Frequency matters. Reconciliation once a year at Christmas or Easter (for those of us who even go that often) is like getting your teeth cleaned randomly. It’s awkward and uncomfortable, you never really own up to all of the sugar you consume, the dentist knows you’re keeping information back but does what he can and sends you on your way. You think you’ve gotten away with it and that your teeth are doing just fine, but the dentist knows better, and the problem never goes away and true reconciliation never really happens and you can’t be fully healed. Unlike a dentist who can’t put your teeth back to perfectly white, gleaming and fully restored to their original state, God does when you make a true confession. Hold nothing back. Let it go. Let the grace of God wash over you.
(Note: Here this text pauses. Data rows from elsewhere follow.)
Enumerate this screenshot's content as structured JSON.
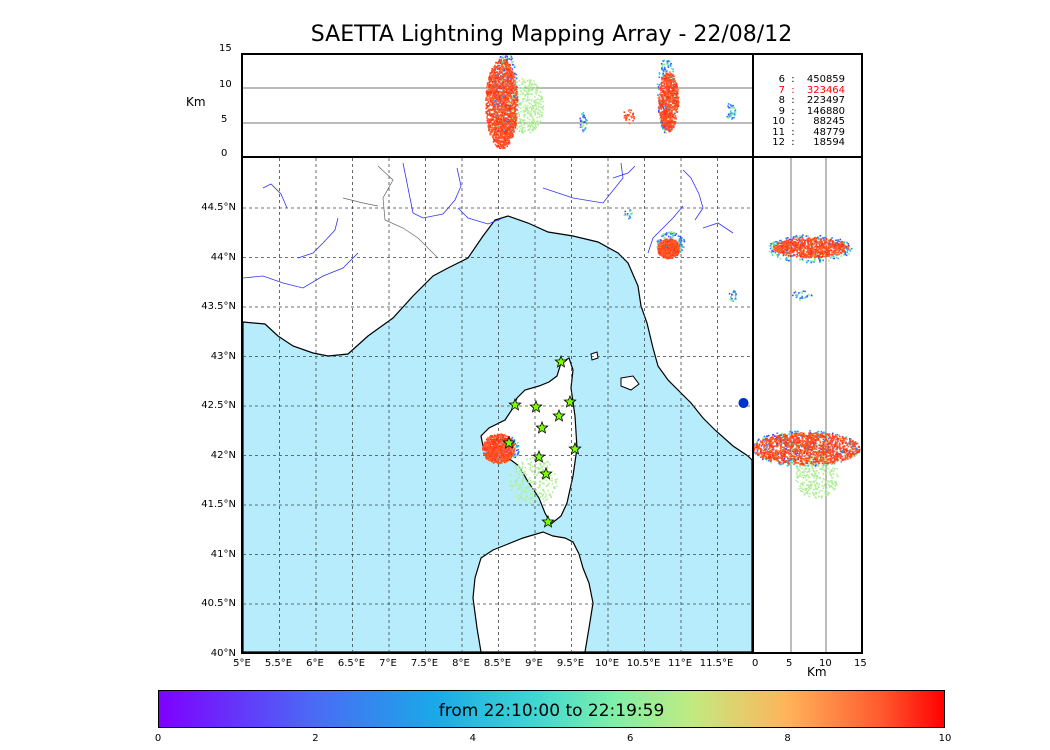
{
  "title": "SAETTA Lightning Mapping Array - 22/08/12",
  "units": {
    "km_top": "Km",
    "km_bottom": "Km"
  },
  "top_panel": {
    "height_ticks": [
      "15",
      "10",
      "5",
      "0"
    ]
  },
  "map": {
    "lat_ticks": [
      "44.5°N",
      "44°N",
      "43.5°N",
      "43°N",
      "42.5°N",
      "42°N",
      "41.5°N",
      "41°N",
      "40.5°N",
      "40°N"
    ],
    "lon_ticks": [
      "5°E",
      "5.5°E",
      "6°E",
      "6.5°E",
      "7°E",
      "7.5°E",
      "8°E",
      "8.5°E",
      "9°E",
      "9.5°E",
      "10°E",
      "10.5°E",
      "11°E",
      "11.5°E"
    ],
    "colors": {
      "sea": "#b6ecfb",
      "land": "#ffffff",
      "coast": "#000000",
      "river": "#3333ff",
      "grid": "#444444",
      "station": "#7cfc00"
    }
  },
  "right_panel": {
    "km_ticks": [
      "0",
      "5",
      "10",
      "15"
    ]
  },
  "legend": [
    {
      "k": "6",
      "v": "450859",
      "color": "#000000"
    },
    {
      "k": "7",
      "v": "323464",
      "color": "#ff0000"
    },
    {
      "k": "8",
      "v": "223497",
      "color": "#000000"
    },
    {
      "k": "9",
      "v": "146880",
      "color": "#000000"
    },
    {
      "k": "10",
      "v": "88245",
      "color": "#000000"
    },
    {
      "k": "11",
      "v": "48779",
      "color": "#000000"
    },
    {
      "k": "12",
      "v": "18594",
      "color": "#000000"
    }
  ],
  "colorbar": {
    "label": "from 22:10:00 to 22:19:59",
    "ticks": [
      "0",
      "2",
      "4",
      "6",
      "8",
      "10"
    ],
    "range": [
      0,
      10
    ]
  }
}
In the Joy of the Gospel, Pope Francis tells us it is us who grow tired of asking for forgiveness, it is never the Lord who grows tired of forgiving us. That statement has stuck with me. I know it, having experienced it. I’m a father, and no matter how bad my kids behave I have yet to reject their apology or withhold my love. As their father, I find it difficult to imagine ever being so cruel and harsh. My children know something I struggle to remember. When they do wrong, they own up. They say sorry and they receive my love and my forgiveness. Sometimes they make up for their wrongdoing by an act of service or repair. Sometimes they learn from me in that moment. Sometimes they don’t even need me to teach them anything, they just already know the lesson, move on and try harder next time, which is all that is being asked of us.
To me, there is a very important aspect of saying my sins aloud. I own them. I am the one who committed them after all. They’re mine. I keep them inside and they weigh me down. Then I got to the sacrament of reconciliation and I open my lips and I let them go. They go far away from me and they don’t hurt me again. Their absence allows my Father to fill me with his love, his mercy and his peace. I leave the confession with a mission to never sin again. I haven’t fulfilled that mission yet, but I do my best every day and when I fall again, I know that my Father is waiting for me silently in the confessional. Ready to do the entire thing over again. When the prodigal son returns to his father hoping for some mercy, it is his father who runs to him and celebrates. He runs to him because he loves his son and rejoices that he has returned once more.
“So he got up and went back to his father. While he was still a long way off, his father caught sight of him, and was filled with compassion. He ran to his son, embraced him and kissed him” Luke 15:20
Don’t let the sins you withhold convince you that you shouldn’t go. Don’t let traffic, a head cold, football game or grocery list stop you. Lent is here. This is a great time to return and reconcile with the Lord in preparation for Easter. Find out when the sacrament of reconciliation is scheduled in your parish and go. You’ve got sins to lose and His grace to gain.